Bottom-line I'm trying to debug an issue where certain resources are not accessible from a captive role governed by the stateful firewall policy. I would like to be able to see in real-time a device being denied access as to identify resources that are incorrectly being denied.

Type "show datapath session table <IP address of client>" on the command line of the controller to see what is being allowed and denied in real-time.

Thank you Colin for the quick reply - I'm aware of that CLI command, but that requires determining the controller client is connected to, logging in and then replicating the issue. I was hoping to find a way to log that traffic outbound to an external server as to have both real-time and historical data.

If you are using Airwave, it will automatically locate the controller that the user is on, and you can just use "run a command" for "show datapath session table" on the controller that the user is on;

 

That's an improvement - thank you. However there is no way to export this data via syslog? Even in debug mode the forwarded firewall logs show mostly UDP and ICMP traffic. The TCP traffic I do see (infrequent hits) appear to be denies destined for the network gateway address - not the actual source IP.

You need to log on all ACLs in the user role to see everything.  It can drive the CPU up on the controller to do this, however, so it is not advised to log all sessions in a user role.

 

What is your problem and what are you trying to do specifically?  There might be a better approach..

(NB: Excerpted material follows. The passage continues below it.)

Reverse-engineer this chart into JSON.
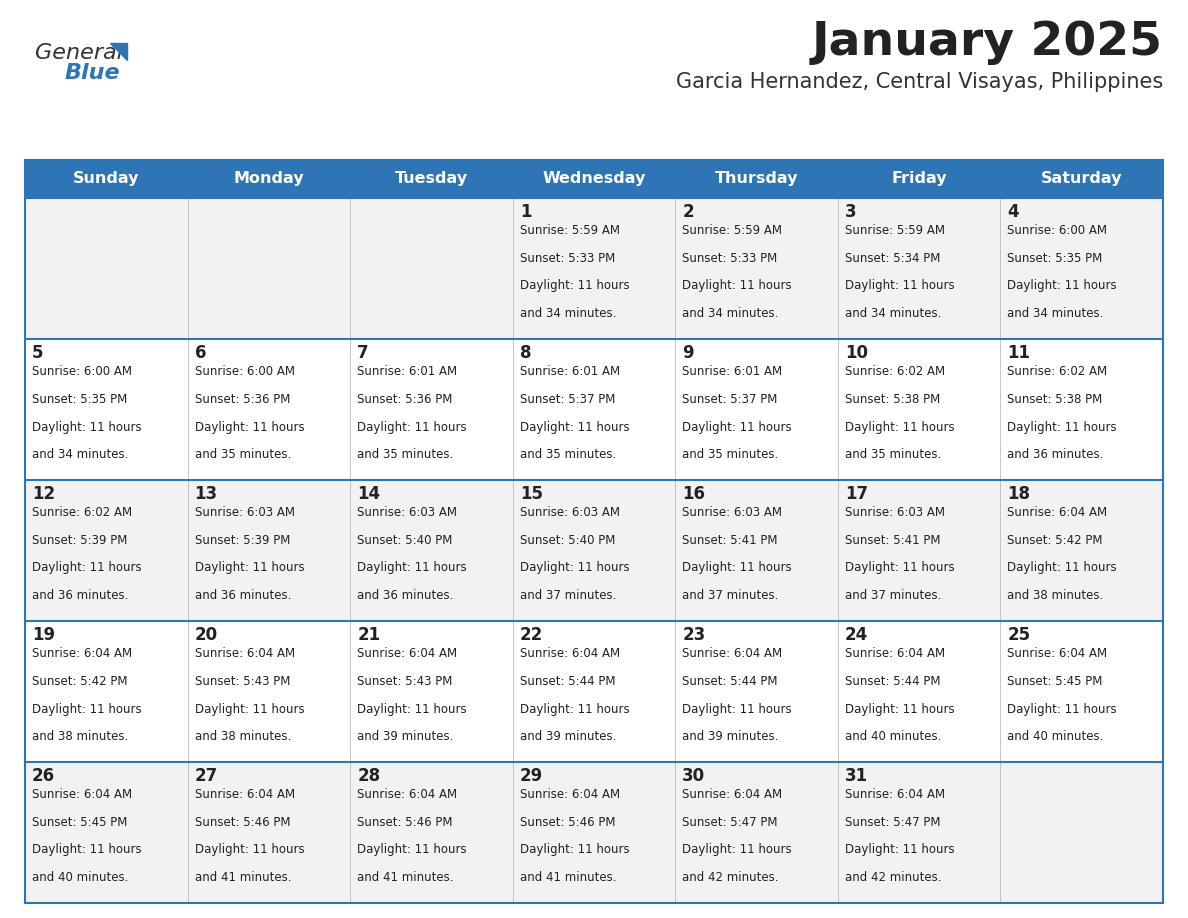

I have a new out-of-the-box Samsung Android table I'm testing with and I cannot connect to Google Play. I have a number (20) of stateful firewall rules enabled to allow access to a myriad of places. If I remove the device from the captive state governed by those rules, it connects with no issue, so there is something in the firewall rules that is disallowing access to Google Play. I figured watching the firewall logs would point me in the right direction.

For google play, it is tough.  Are you using the method here?  https://community.arubanetworks.com/t5/Controller-Based-WLANs/How-to-permit-Google-play-store-access-for-captive-portal-guest/ta-p/181652

 

Yes, I have setup a Google Play stateful firewall policy with those URLs as well as a number of others, still unable to access the store from a captive state.

What is the output of "show rights <role>"?

That was the key - thank you very much! The Google play firewall policy was applied to one of our captive roles but not another - once the policies were identical it appears to be working just fine now. Thank you!